Mulhouse avait évidemment envisagé la chose autrement. Avec le Final Four de Coupe de France, disputé à Cannes le week-end-dernier, et qui faisait finalement le pont entre les deux saisons, celle stoppée prématurément au printemps dernier et celle à venir pour laquelle l’ASPTT nourrit comme toujours de belles ambitions, le club alsacien avait rêvé d’un trait d’union bien droit, une jonction nette, forte, qui l’aurait d’ores et déjà installé au commandement. Au lieu de cela, Mulhouse s’est affaissé d’un coup en demi-finale face à Venelles (0-3), futur vainqueur et déjà posté parmi les grands outsiders de l’exercice à venir.
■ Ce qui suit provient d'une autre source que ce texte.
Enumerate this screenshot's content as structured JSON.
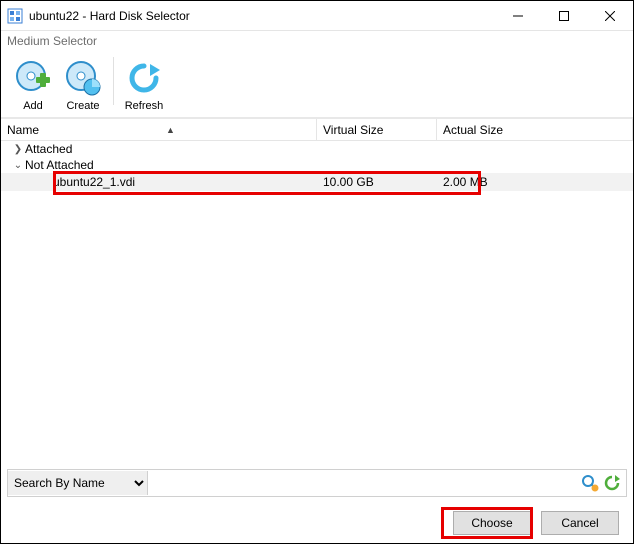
{
  "window": {
    "title": "ubuntu22 - Hard Disk Selector"
  },
  "menubar": {
    "medium_selector": "Medium Selector"
  },
  "toolbar": {
    "add": "Add",
    "create": "Create",
    "refresh": "Refresh"
  },
  "columns": {
    "name": "Name",
    "virtual_size": "Virtual Size",
    "actual_size": "Actual Size"
  },
  "tree": {
    "attached": "Attached",
    "not_attached": "Not Attached"
  },
  "file": {
    "name": "ubuntu22_1.vdi",
    "virtual_size": "10.00 GB",
    "actual_size": "2.00 MB"
  },
  "search": {
    "mode": "Search By Name",
    "value": ""
  },
  "buttons": {
    "choose": "Choose",
    "cancel": "Cancel"
  }
}
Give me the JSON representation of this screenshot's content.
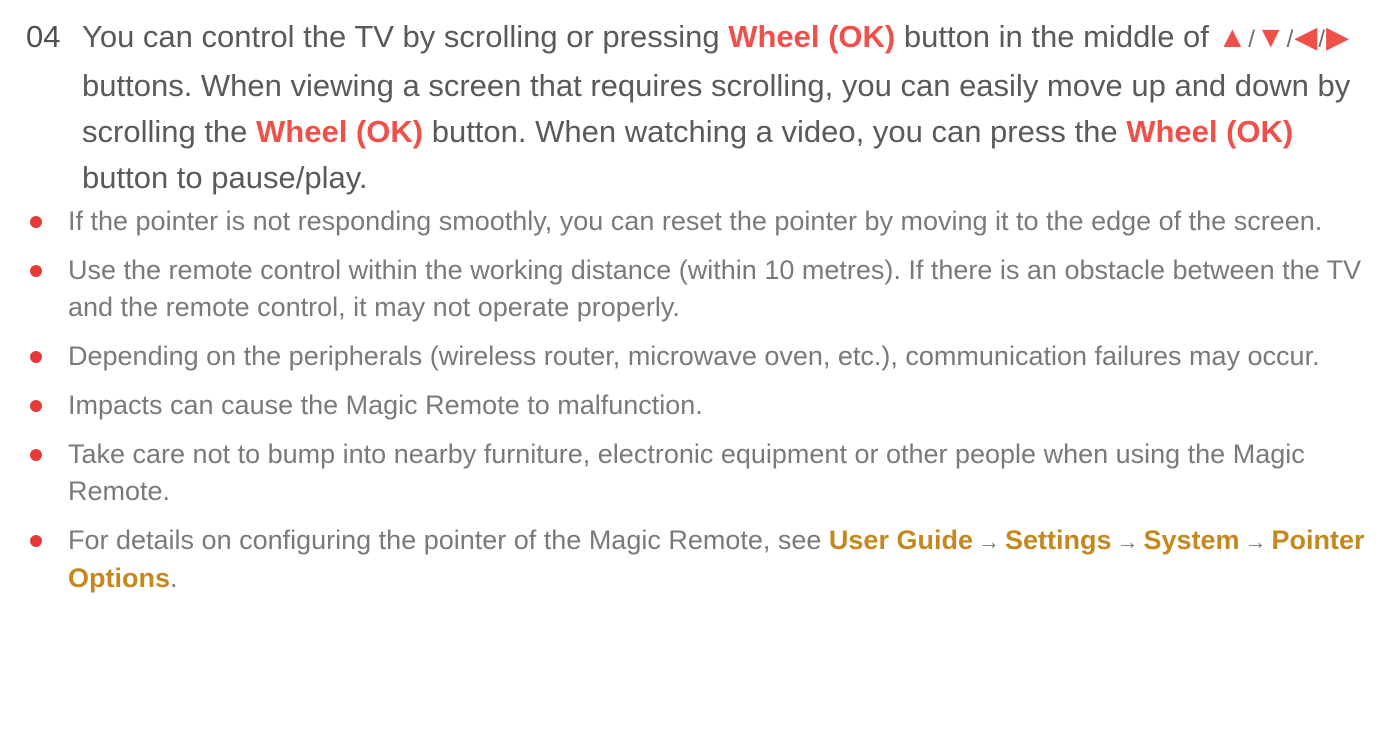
{
  "step": {
    "number": "04",
    "text_1": "You can control the TV by scrolling or pressing ",
    "wheel_1": "Wheel (OK)",
    "text_2": " button in the middle of ",
    "arrows": {
      "up": "▲",
      "down": "▼",
      "left": "◀",
      "right": "▶",
      "separator": "/"
    },
    "text_3": " buttons. When viewing a screen that requires scrolling, you can easily move up and down by scrolling the ",
    "wheel_2": "Wheel (OK)",
    "text_4": " button. When watching a video, you can press the ",
    "wheel_3": "Wheel (OK)",
    "text_5": " button to pause/play."
  },
  "notes": [
    "If the pointer is not responding smoothly, you can reset the pointer by moving it to the edge of the screen.",
    "Use the remote control within the working distance (within 10 metres). If there is an obstacle between the TV and the remote control, it may not operate properly.",
    "Depending on the peripherals (wireless router, microwave oven, etc.), communication failures may occur.",
    "Impacts can cause the Magic Remote to malfunction.",
    "Take care not to bump into nearby furniture, electronic equipment or other people when using the Magic Remote."
  ],
  "last_note": {
    "prefix": "For details on configuring the pointer of the Magic Remote, see ",
    "path": [
      "User Guide",
      "Settings",
      "System",
      "Pointer Options"
    ],
    "arrow": "→",
    "suffix": "."
  },
  "colors": {
    "highlight_red": "#f0504a",
    "highlight_gold": "#c4881e",
    "bullet": "#e63a3a",
    "body_text": "#6e6e6e"
  }
}
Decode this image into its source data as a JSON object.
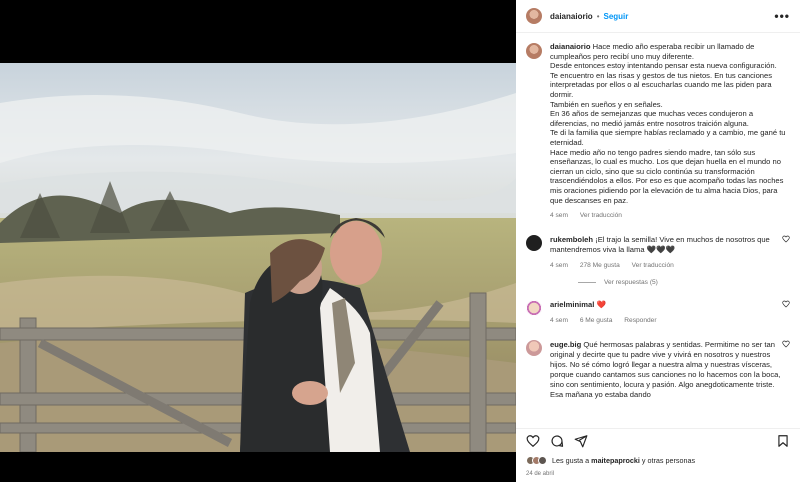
{
  "post": {
    "username": "daianaiorio",
    "follow_label": "Seguir",
    "separator": "•",
    "more_label": "•••"
  },
  "caption": {
    "username": "daianaiorio",
    "paragraphs": [
      "Hace medio año esperaba recibir un llamado de cumpleaños pero recibí uno muy diferente.",
      "Desde entonces estoy intentando pensar esta nueva configuración.",
      "Te encuentro en las risas y gestos de tus nietos. En tus canciones interpretadas por ellos o al escucharlas cuando me las piden para dormir.",
      "También en sueños y en señales.",
      "En 36 años de semejanzas que muchas veces condujeron a diferencias, no medió jamás entre nosotros traición alguna.",
      "Te di la familia que siempre habías reclamado y a cambio, me gané tu eternidad.",
      "Hace medio año no tengo padres siendo madre, tan sólo sus enseñanzas, lo cual es mucho. Los que dejan huella en el mundo no cierran un ciclo, sino que su ciclo continúa su transformación trascendiéndolos a ellos. Por eso es que acompaño todas las noches mis oraciones pidiendo por la elevación de tu alma hacia Dios, para que descanses en paz."
    ],
    "time": "4 sem",
    "translate": "Ver traducción"
  },
  "comments": [
    {
      "username": "rukemboleh",
      "text": "¡El trajo la semilla! Vive en muchos de nosotros que mantendremos viva la llama 🖤🖤🖤",
      "time": "4 sem",
      "likes": "278 Me gusta",
      "translate": "Ver traducción",
      "replies": "Ver respuestas (5)"
    },
    {
      "username": "arielminimal",
      "text": "❤️",
      "time": "4 sem",
      "likes": "6 Me gusta",
      "reply": "Responder"
    },
    {
      "username": "euge.big",
      "text": "Qué hermosas palabras y sentidas. Permitime no ser tan original y decirte que tu padre vive y vivirá en nosotros y nuestros hijos. No sé cómo logró llegar a nuestra alma y nuestras vísceras, porque cuando cantamos sus canciones no lo hacemos con la boca, sino con sentimiento, locura y pasión. Algo anegdoticamente triste. Esa mañana yo estaba dando"
    }
  ],
  "footer": {
    "likes_prefix": "Les gusta a ",
    "likes_user": "maitepaprocki",
    "likes_suffix": " y otras personas",
    "date": "24 de abril"
  },
  "icons": [
    "heart-icon",
    "comment-icon",
    "share-icon",
    "bookmark-icon",
    "more-icon"
  ]
}
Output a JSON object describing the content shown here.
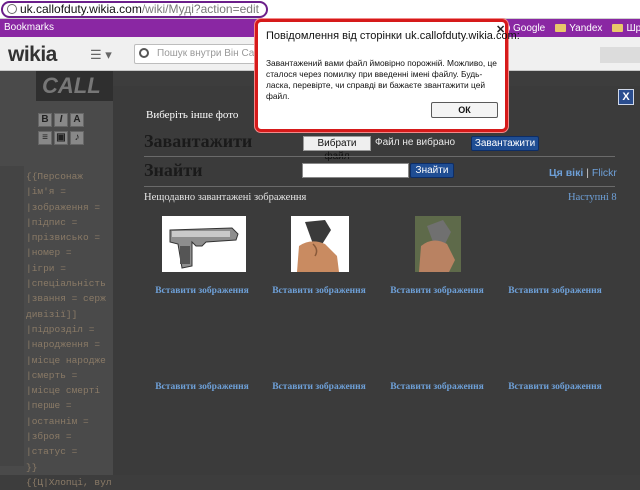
{
  "browser": {
    "url_host": "uk.callofduty.wikia.com",
    "url_path": "/wiki/Муді?action=edit",
    "bookmarks_label": "Bookmarks",
    "bookmark_items": [
      "Google",
      "Yandex",
      "Шрифт"
    ]
  },
  "header": {
    "logo": "wikia",
    "search_placeholder": "Пошук внутри Він Саll"
  },
  "editor": {
    "banner": "CALL",
    "code_lines": [
      "{{Персонаж",
      "|ім'я = ",
      "|зображення = ",
      "|підпис = ",
      "|прізвисько = ",
      "|номер = ",
      "|ігри = ",
      "|спеціальність",
      "|звання = серж",
      "дивізії]]",
      "|підрозділ = ",
      "|народження = ",
      "|місце народже",
      "|смерть = ",
      "|місце смерті ",
      "|перше = ",
      "|останнім = ",
      "|зброя = ",
      "|статус = ",
      "}}",
      "",
      "{{Ц|Хлопці, вул"
    ]
  },
  "modal": {
    "close_label": "X",
    "choose_other": "Виберіть інше фото",
    "upload_title": "Завантажити",
    "choose_file": "Вибрати файл",
    "no_file": "Файл не вибрано",
    "upload_button": "Завантажити",
    "find_title": "Знайти",
    "find_button": "Знайти",
    "source_wiki": "Ця вікі",
    "source_sep": "|",
    "source_flickr": "Flickr",
    "recent_label": "Нещодавно завантажені зображення",
    "next_link": "Наступні 8",
    "insert_labels": [
      "Вставити зображення",
      "Вставити зображення",
      "Вставити зображення",
      "Вставити зображення",
      "Вставити зображення",
      "Вставити зображення",
      "Вставити зображення",
      "Вставити зображення"
    ]
  },
  "alert": {
    "title": "Повідомлення від сторінки uk.callofduty.wikia.com:",
    "message": "Завантажений вами файл ймовірно порожній. Можливо, це сталося через помилку при введенні імені файлу. Будь-ласка, перевірте, чи справді ви бажаєте звантажити цей файл.",
    "ok_label": "ОК"
  }
}
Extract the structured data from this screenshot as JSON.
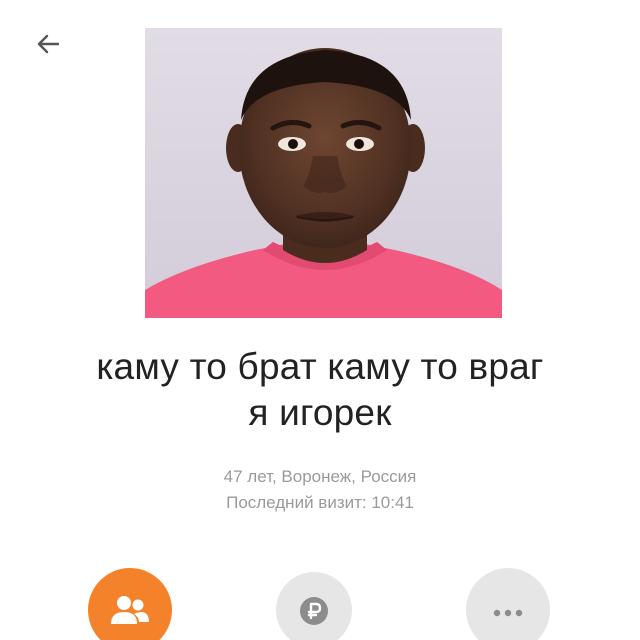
{
  "header": {
    "back_icon": "arrow-left-icon"
  },
  "profile": {
    "photo_alt": "",
    "name_line1": "каму то брат каму то враг",
    "name_line2": "я игорек",
    "details": "47 лет, Воронеж, Россия",
    "last_visit": "Последний визит: 10:41"
  },
  "actions": [
    {
      "icon": "friends-icon",
      "color": "#f3822b"
    },
    {
      "icon": "ruble-icon",
      "color": "#e6e6e6"
    },
    {
      "icon": "more-dots-icon",
      "color": "#e6e6e6"
    }
  ],
  "colors": {
    "accent": "#f3822b",
    "text_primary": "#222222",
    "text_secondary": "#9a9a9a"
  }
}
Pour Daniel Braun, le président du club, qui en a pourtant déjà tant vu, la faute de carre sur la Côte d’Azur fut assez grossière et le patron du club n’a guère goûté ce qu’il a vu samedi soir dernier. «Ce n’était pas bien du tout», dit-il, sans tourner autour du pot. «Ce qui est une énorme déception, c’est la façon dont s’est déroulé le match. On ne peut pas faire autant de fautes. On s’est bien repris le lendemain (victoire 3-0 face à Cannes lors de la petite finale), où on était plus proche de la valeur de l’équipe que l’on pense atteindre cette année, même s’il y a encore énormément de travail. Mais il faut relativiser tout cela et repartir de l’avant.»

 

A quelques jours du championnat, Daniel Braun ne veut pas se morfondre. Le calendrier dans sa «grande bonté», lui offre en effet Cannes à domicile samedi devant les caméras de Sport en France, puis Venelles la semaine suivante, comme une deuxième chance. Le président ne s’appesantit donc pas plus que cela et fixe déjà la ligne d’horizon et le début du championnat. «J’espère que c’est un accident. On verra à partir de samedi, mais il n’y a pas de raisons que ça n’aille pas vu l’équipe que l’on est capable de mettre sur le terrain. On a largement de quoi faire.»

 

Car il y a du beau monde, une nouvelle fois, cette saison à Mulhouse. Si l’effectif est à moitié chamboulé, avec six nouvelles recrues qui apparaissent dans le roster, cinq joueuses du sept de base sont cependant conservées, telle la passeuse US, Madison Bugg, Héléna Cazaute ou la fine pointe camerounaise, Laetitia Moma Bassoko. L’ASPTT a donc déjà quelques bases bien ancrées et des repères ajustés. Mais les arrivées de joueuses à gros potentiel, telle l’attaquante explosive serbe Jelena Novakovic, sortie d’une grosse saison senior à Virginia (NCAA), les réceptionneuse-attaquantes, Ivana Vanjak et Anna Haak, les centrales Georgia Lamprousi et Tessa Polder ou l’ex-passeuses titulaire de «Saint-Raph», Megan Viggars, déjà rompue à la LAF, offrent à la rotation mulhousienne une profondeur de banc d’une richesse indéniable et de multiples possibilités pour le coach, François Salvagni. Un atout précieux sur la durée d’une saison où l’équipe alsacienne veut s’engager sur tous les fronts, Ligue des Champions, Coupe de France et championnat. 

 

Daniel Braun ne dit pas le contraire, mais il demeure prudent malgré tout, même s’il est bien conscient que l’ASPTT a plutôt fait preuve de constance sur l’exercice régulier en LAF ces deux dernières saisons, terminant en tête à chaque fois. Cela tombe à pic, le titre cette année sera décerné au terme de la saison régulière et non plus en Play-Offs ! «L’équipe a de l’allure, oui, mais d’autres aussi», regarde-t-il. «Le championnat va être intéressant, la formule va bonifier un peu les choses, il va falloir être bon tout le temps. Jamais deux sans trois j’espère ! Si on termine en tête cette année, on est champion. L’ambition du club, c’est d’aller chercher cette première place. On ne va pas se raconter d’histoire. Mais on n’est pas les seuls prétendants», prévient le président, dans un sourire, qu’il aimerait bien pouvoir arborer encore samedi soir, après le passage du RC Cannes au Palais des Sports, une cylindrée LAF que l’on ne présente plus et qui nourrit sans doute les mêmes rêves de grandeur que l’ASPTT.